What caused this massive shift? Revelations about corruption in the House of Commons have certainly angered the public. Everything from home renovations to porn have been charged to the British taxpayer as part of a fringe benefits package that seems to have totally insulated them from public concerns. The Right Perspective reports as follows on the stunning upset.

"The night saw a humiliating defeat for Labour, which has been engulfed in an MP expense scandal and the illogical banning of talk radio host Michael Savage from Great Britain. Labour slumped to third place behind the UK Independance Party (UKIP), whose platform includes withdrawing Britain from the European Union. The Conservative Torry party came out first with 29.9%, UKIP second with 17.2%, and Labour finished with 16.7%."

Elections in continental Europe yielded similar results from Germany, Holland and France. The Washington Post reports as follows of the electoral upset, in which Greece alone moved to the left.

"Conservatives scored victories in some of Europe's largest economies Sunday as voters punished left-leaning parties in European parliament elections in France, Germany and elsewhere.

Some right-leaning parties said the results vindicated their reluctance to spend more on company bailouts and fiscal stimulus to combat the global economic crisis."

What is particularly odd is seeing countries like France and Germany in which Obama was greeted as a conquering hero repudiate his policies at the polls. Much of the political debate about Obama's economic policies was particularly heated in Germany, which incurred heavy debts after reunification in 1990. The ruling Christian Democrats, who support fiscal prudence were rewarded with a decisive vote of approval from the German electorate.

In addition to fiscal issues, the question of Europe's restive Muslim minorities also pushed many voters to the right, particularly in the Netherlands.

There is little doubt that the political winds from America pushed European voters to the right. American unemployment has risen faster than expected. Even President Obama has warned Americans to expect more bad news, telling the American people that we are" out of money".
Although Congressional elections are two years away, elections in Europe and elsewhere are a far quicker referendum on confidence in the policies of the Obama administration.

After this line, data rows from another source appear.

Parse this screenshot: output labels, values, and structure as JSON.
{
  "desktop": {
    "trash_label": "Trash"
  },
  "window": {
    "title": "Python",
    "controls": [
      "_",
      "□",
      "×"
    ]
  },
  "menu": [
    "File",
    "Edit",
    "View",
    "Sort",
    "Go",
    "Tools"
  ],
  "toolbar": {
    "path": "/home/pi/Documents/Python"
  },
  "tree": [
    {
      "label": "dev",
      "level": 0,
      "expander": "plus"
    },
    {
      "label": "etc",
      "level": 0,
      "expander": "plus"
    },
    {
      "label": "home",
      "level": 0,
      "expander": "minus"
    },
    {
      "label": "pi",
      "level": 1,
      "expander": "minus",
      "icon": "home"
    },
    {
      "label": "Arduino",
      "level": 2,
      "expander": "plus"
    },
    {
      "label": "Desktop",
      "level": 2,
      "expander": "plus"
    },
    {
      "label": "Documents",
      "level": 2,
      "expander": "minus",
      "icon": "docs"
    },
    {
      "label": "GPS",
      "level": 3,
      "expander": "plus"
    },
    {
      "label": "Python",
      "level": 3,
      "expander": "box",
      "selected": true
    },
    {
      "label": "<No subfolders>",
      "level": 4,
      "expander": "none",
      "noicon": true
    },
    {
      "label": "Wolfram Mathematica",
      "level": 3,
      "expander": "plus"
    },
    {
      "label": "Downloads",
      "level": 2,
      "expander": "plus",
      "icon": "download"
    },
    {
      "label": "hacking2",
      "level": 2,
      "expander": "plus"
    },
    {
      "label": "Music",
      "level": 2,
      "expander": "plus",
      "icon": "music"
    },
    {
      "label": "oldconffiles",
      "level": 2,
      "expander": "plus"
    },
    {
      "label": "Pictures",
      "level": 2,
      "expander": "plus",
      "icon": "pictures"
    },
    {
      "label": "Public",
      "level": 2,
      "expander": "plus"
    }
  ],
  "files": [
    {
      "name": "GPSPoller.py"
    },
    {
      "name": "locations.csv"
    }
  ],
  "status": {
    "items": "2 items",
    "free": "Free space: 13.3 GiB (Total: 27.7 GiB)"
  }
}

European elections have an added significance. Countries governed by parties that share a common philosophy of economics and governance tend to work more closely together. Back in the summer of 2008, it looked like all of Europe was rooting for Barack Obama. The crash of the stock market made his victory all but inevitable. But now when the bills have come in from Obama's stimulus package, voters are coming down with a bad case of sticker shock. Obama has hardly finished unpacking his bags at 1600 Pennsylvania Avenue when he gets the sobering news from Europe that his European buddies are all moving out. Particularly shocking was Spain, which responded to depression level unemployment by booting its Socialist led government. The Socialists won 38.5% of the vote. The People's Party won 42.3% of the Spanish vote.

The same globalisation that has brought the economies of nations together has merged the political winds that traverse them as well. Europe has historically been far more ready to tax its citizens and to set up a network of social services with a high price tag and a multitude of strings attached. Europeans have decades of experience walking the path Americans are starting on today. As much as Europeans like the Obama image, a close look at his policies seems to sober them up rather quickly. Americans are going to have a chance to grade Obama's performance when they vote for Congress in 2010.

On election night in 2008, Obama found that Americans in Pittsburgh and Poughkeepsie had enough in common with the people of Paris and Berlin to suit him just fine. In 2010, this will be just as true. But I don't know if Obama will be smiling.